Use of containers#

TL;DR#

  • Containers are a way to simulate a “computer within a computer”, which can be used to run code in an isolated environment. They are relatively lightweight, and are starting to be used as part of replication packages in economics.

  • They do not work in all situations, and require some more advanced technical skills.

  • Using containers to test for reproducibility is easier, and should be considered as part of a toolkit.

  • Several online services make such testing (and development) easy.

Overview#

Coming soon.

Containers can be shared via online systems (Docker Hub, Singularity Hub, etc.), or via files (.tar files, etc.). While the former is convenient, the latter is more robust for archival purposes.

Warning

Commercial container sharing services regularly purge containers from their services if they are not actively used, or if a subscription is not maintained. While the core infrastructure containers, such as for Python or R, are likely to be maintained for a long time, commercial companies can change their preservation policies at any time, with little warning.

Examples#

While Docker is usually mentioned in the context of free open-source software such as Python or R, it can be used with commercial software. For example, the AEA Data Editor provides a Docker image for Stata 17, together with instructions on how to run it. You do need a license file, but if you are going to run a Stata replication package, you probably already have that.

docker run -it --rm \
   -v "/path/to/stata.lic":/usr/local/stata/stata.lic \
   -v "$(pwd)":/project \
    -w /project \
    dataeditors/stata17:2023-08-29 \
    -b do main.do

Additional resources#

  • Docker is a free, open-source container manager, which allows users to create containers using “recipes” (called Dockerfiles). While the underlying technology is usually Linux, Docker Desktop (commercial, free for most academic uses) allows users to run containers on Windows, macOS, and Linux.

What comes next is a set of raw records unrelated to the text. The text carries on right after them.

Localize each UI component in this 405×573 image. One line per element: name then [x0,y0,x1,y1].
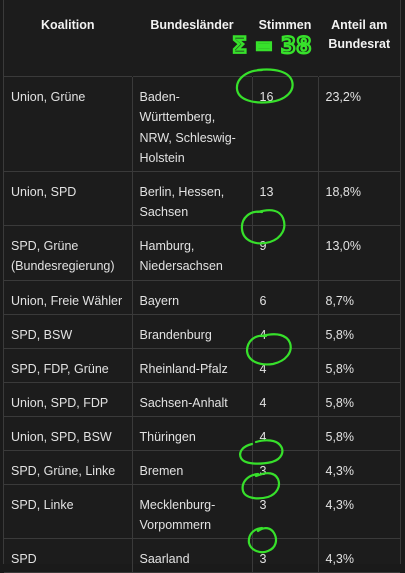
cell-bundeslaender: Berlin, Hessen, Sachsen [131,171,252,226]
cell-anteil: 5,8% [317,348,400,383]
cell-bundeslaender: Thüringen [131,416,252,451]
cell-stimmen: 9 [251,225,318,281]
header-bundeslaender[interactable]: Bundesländer [131,0,252,77]
cell-stimmen: 16 [251,76,318,172]
cell-koalition: Union, SPD, BSW [4,416,132,451]
cell-anteil: 5,8% [317,314,400,349]
cell-bundeslaender: Saarland [131,538,252,573]
cell-anteil: 23,2% [317,76,400,172]
cell-bundeslaender: Sachsen-Anhalt [131,382,252,417]
cell-anteil: 13,0% [317,225,400,281]
cell-stimmen: 4 [251,314,318,349]
header-anteil[interactable]: Anteil am Bundesrat [317,0,400,77]
bundesrat-table: Koalition Bundesländer Stimmen Anteil am… [4,0,400,573]
cell-koalition: SPD, Linke [4,484,132,539]
cell-stimmen: 4 [251,348,318,383]
cell-bundeslaender: Hamburg, Niedersachsen [131,225,252,281]
cell-anteil: 4,3% [317,484,400,539]
cell-koalition: Union, SPD, FDP [4,382,132,417]
table-row: SPD, Linke Mecklenburg-Vorpommern 3 4,3% [4,484,400,539]
cell-stimmen: 6 [251,280,318,315]
cell-koalition: SPD, BSW [4,314,132,349]
table-row: SPD, Grüne, Linke Bremen 3 4,3% [4,450,400,485]
cell-stimmen: 13 [251,171,318,226]
cell-anteil: 4,3% [317,450,400,485]
cell-koalition: SPD [4,538,132,573]
header-koalition[interactable]: Koalition [4,0,132,77]
table-row: Union, SPD, BSW Thüringen 4 5,8% [4,416,400,451]
cell-koalition: Union, Grüne [4,76,132,172]
cell-koalition: Union, Freie Wähler [4,280,132,315]
cell-stimmen: 3 [251,484,318,539]
table-row: SPD, FDP, Grüne Rheinland-Pfalz 4 5,8% [4,348,400,383]
cell-anteil: 5,8% [317,382,400,417]
cell-anteil: 18,8% [317,171,400,226]
table-row: Union, Freie Wähler Bayern 6 8,7% [4,280,400,315]
table-header: Koalition Bundesländer Stimmen Anteil am… [4,0,400,77]
table-row: Union, Grüne Baden-Württemberg, NRW, Sch… [4,76,400,172]
cell-bundeslaender: Baden-Württemberg, NRW, Schleswig-Holste… [131,76,252,172]
table-row: Union, SPD, FDP Sachsen-Anhalt 4 5,8% [4,382,400,417]
cell-anteil: 8,7% [317,280,400,315]
cell-koalition: Union, SPD [4,171,132,226]
cell-anteil: 4,3% [317,538,400,573]
cell-stimmen: 4 [251,416,318,451]
table-row: SPD, BSW Brandenburg 4 5,8% [4,314,400,349]
cell-bundeslaender: Bremen [131,450,252,485]
cell-stimmen: 3 [251,450,318,485]
cell-bundeslaender: Brandenburg [131,314,252,349]
table-frame: Koalition Bundesländer Stimmen Anteil am… [3,0,401,573]
cell-bundeslaender: Rheinland-Pfalz [131,348,252,383]
cell-bundeslaender: Mecklenburg-Vorpommern [131,484,252,539]
cell-koalition: SPD, Grüne (Bundesregierung) [4,225,132,281]
cell-stimmen: 4 [251,382,318,417]
cell-koalition: SPD, FDP, Grüne [4,348,132,383]
table-row: Union, SPD Berlin, Hessen, Sachsen 13 18… [4,171,400,226]
header-stimmen[interactable]: Stimmen [251,0,318,77]
table-row: SPD, Grüne (Bundesregierung) Hamburg, Ni… [4,225,400,281]
table-row: SPD Saarland 3 4,3% [4,538,400,573]
cell-bundeslaender: Bayern [131,280,252,315]
cell-koalition: SPD, Grüne, Linke [4,450,132,485]
cell-stimmen: 3 [251,538,318,573]
cell-anteil: 5,8% [317,416,400,451]
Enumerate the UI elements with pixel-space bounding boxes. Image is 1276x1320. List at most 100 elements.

  • OrbStack is a container manager for macOS (commercial, free for typical academic usage). It is compatible with Docker.

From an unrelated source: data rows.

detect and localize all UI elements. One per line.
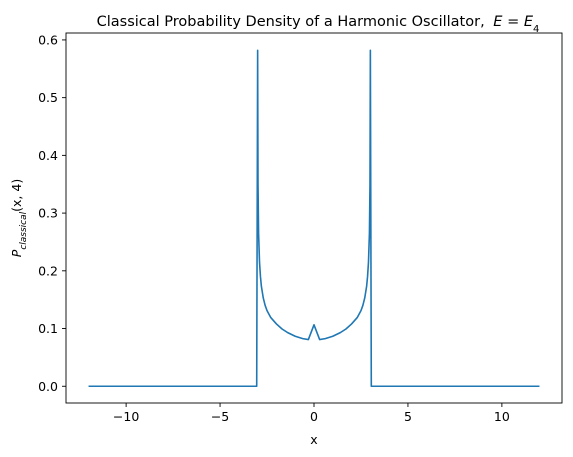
x-tick-label: 5 [404,409,412,424]
y-axis: 0.0 0.1 0.2 0.3 0.4 0.5 0.6 [38,32,66,393]
y-tick-label: 0.1 [38,321,58,336]
y-tick-label: 0.4 [38,148,58,163]
x-tick-label: 10 [494,409,510,424]
y-tick-label: 0.6 [38,32,58,47]
y-tick-label: 0.0 [38,379,58,394]
series-line-0 [89,50,540,386]
x-axis: −10 −5 0 5 10 [113,403,510,424]
y-tick-label: 0.2 [38,263,58,278]
x-tick-label: −10 [113,409,139,424]
plot-area [66,33,562,403]
chart-title: Classical Probability Density of a Harmo… [97,14,540,35]
plot-frame [66,33,562,403]
x-tick-label: 0 [310,409,318,424]
x-tick-label: −5 [211,409,229,424]
x-axis-label: x [310,432,317,447]
chart-title-text: Classical Probability Density of a Harmo… [97,14,540,35]
y-axis-label: Pclassical(x, 4) [9,179,29,257]
y-tick-label: 0.3 [38,206,58,221]
y-tick-label: 0.5 [38,90,58,105]
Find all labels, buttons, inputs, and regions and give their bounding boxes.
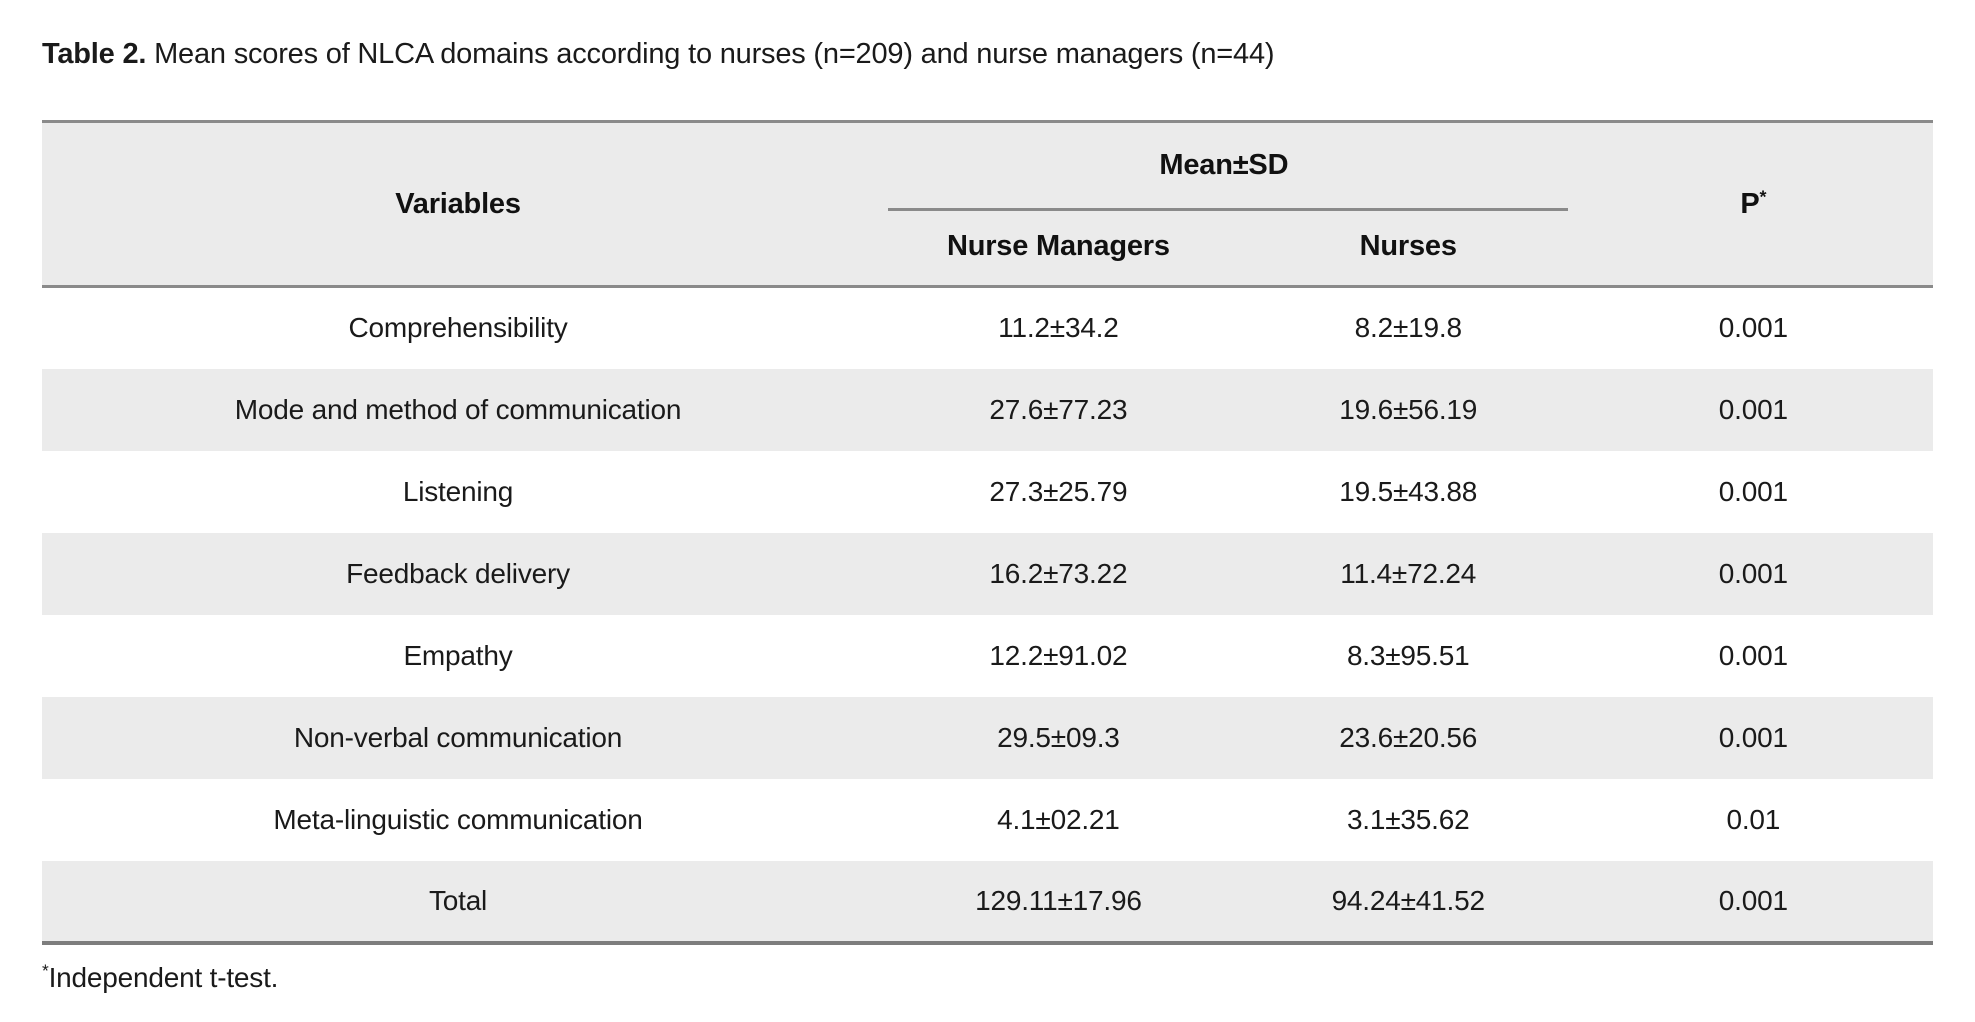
nurse-managers-cell: 16.2±73.22 [989, 557, 1128, 589]
table-caption: Table 2. Mean scores of NLCA domains acc… [42, 36, 1932, 72]
variable-cell: Feedback delivery [346, 557, 570, 589]
nurses-cell: 3.1±35.62 [1346, 803, 1470, 835]
nurse-managers-cell: 4.1±02.21 [997, 803, 1120, 835]
table-footnote: *Independent t-test. [42, 962, 278, 994]
nurses-cell: 94.24±41.52 [1331, 884, 1486, 916]
column-header-nurses: Nurses [1359, 230, 1457, 263]
p-cell: 0.001 [1718, 475, 1788, 507]
table-row: Mode and method of communication 27.6±77… [42, 368, 1933, 451]
variable-cell: Comprehensibility [348, 312, 568, 344]
nurses-cell: 23.6±20.56 [1339, 721, 1478, 753]
p-label: P [1740, 187, 1760, 220]
nurses-cell: 19.6±56.19 [1339, 393, 1478, 425]
footnote-asterisk: * [42, 960, 49, 981]
variable-cell: Mode and method of communication [234, 393, 682, 425]
header-row-sub: Nurse Managers Nurses [42, 209, 1933, 287]
column-header-variables: Variables [395, 187, 521, 220]
table-row: Empathy 12.2±91.02 8.3±95.51 0.001 [42, 615, 1933, 697]
p-cell: 0.01 [1726, 803, 1781, 835]
variable-cell: Non-verbal communication [293, 721, 623, 753]
nurses-cell: 8.2±19.8 [1354, 312, 1462, 344]
nurse-managers-cell: 11.2±34.2 [998, 312, 1119, 344]
column-header-nurse-managers: Nurse Managers [946, 230, 1170, 263]
variable-cell: Listening [402, 475, 514, 507]
nurse-managers-cell: 12.2±91.02 [989, 639, 1128, 671]
nurse-managers-cell: 129.11±17.96 [975, 884, 1142, 916]
column-group-header-mean-sd: Mean±SD [874, 122, 1574, 209]
table-row: Non-verbal communication 29.5±09.3 23.6±… [42, 696, 1933, 779]
column-header-p: P* [1574, 122, 1933, 287]
nurse-managers-cell: 29.5±09.3 [997, 721, 1120, 753]
table-header: Variables Mean±SD P* Nurse Managers Nurs… [42, 121, 1933, 287]
p-cell: 0.001 [1718, 721, 1788, 753]
nurse-managers-cell: 27.3±25.79 [989, 475, 1128, 507]
table-row: Listening 27.3±25.79 19.5±43.88 0.001 [42, 451, 1933, 533]
table-row: Meta-linguistic communication 4.1±02.21 … [42, 779, 1933, 861]
p-cell: 0.001 [1718, 639, 1788, 671]
p-cell: 0.001 [1718, 312, 1788, 344]
table-caption-label: Table 2. [42, 38, 147, 70]
table-row: Total 129.11±17.96 94.24±41.52 0.001 [42, 860, 1933, 943]
header-row-top: Variables Mean±SD P* [42, 122, 1933, 219]
mean-sd-label: Mean±SD [1159, 149, 1289, 182]
variable-cell: Meta-linguistic communication [273, 803, 643, 835]
p-cell: 0.001 [1718, 557, 1788, 589]
p-cell: 0.001 [1718, 884, 1788, 916]
p-asterisk: * [1759, 185, 1767, 206]
nurses-cell: 19.5±43.88 [1339, 475, 1478, 507]
table-caption-text: Mean scores of NLCA domains according to… [146, 38, 1275, 70]
table-body: Comprehensibility 11.2±34.2 8.2±19.8 0.0… [42, 287, 1933, 943]
nurses-cell: 8.3±95.51 [1346, 639, 1470, 671]
table-row: Comprehensibility 11.2±34.2 8.2±19.8 0.0… [42, 287, 1933, 369]
nurse-managers-cell: 27.6±77.23 [989, 393, 1128, 425]
variable-cell: Empathy [403, 639, 513, 671]
footnote-text: Independent t-test. [48, 962, 279, 993]
mean-scores-table: Variables Mean±SD P* Nurse Managers Nurs… [42, 120, 1933, 945]
variable-cell: Total [428, 884, 488, 916]
nurses-cell: 11.4±72.24 [1340, 557, 1477, 589]
p-cell: 0.001 [1718, 393, 1788, 425]
table-row: Feedback delivery 16.2±73.22 11.4±72.24 … [42, 532, 1933, 615]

  • Apptainer, formerly known as Singularity, free, open-source container manager. It can use Docker images, but has its own syntax for “recipes”. It is fundamentally Linux based, and available on many university HPC clusters.

  • WholeTale is Docker-based academic service providing free online resources to create (and use) reproducible research. While it does not allow you to directly run Docker, it does provide for free instances of Stata and MATLAB.

Various other container managers are available for both Linux and Windows (Azure) based clouds (podman, etc.). They should all be able to run Docker containers.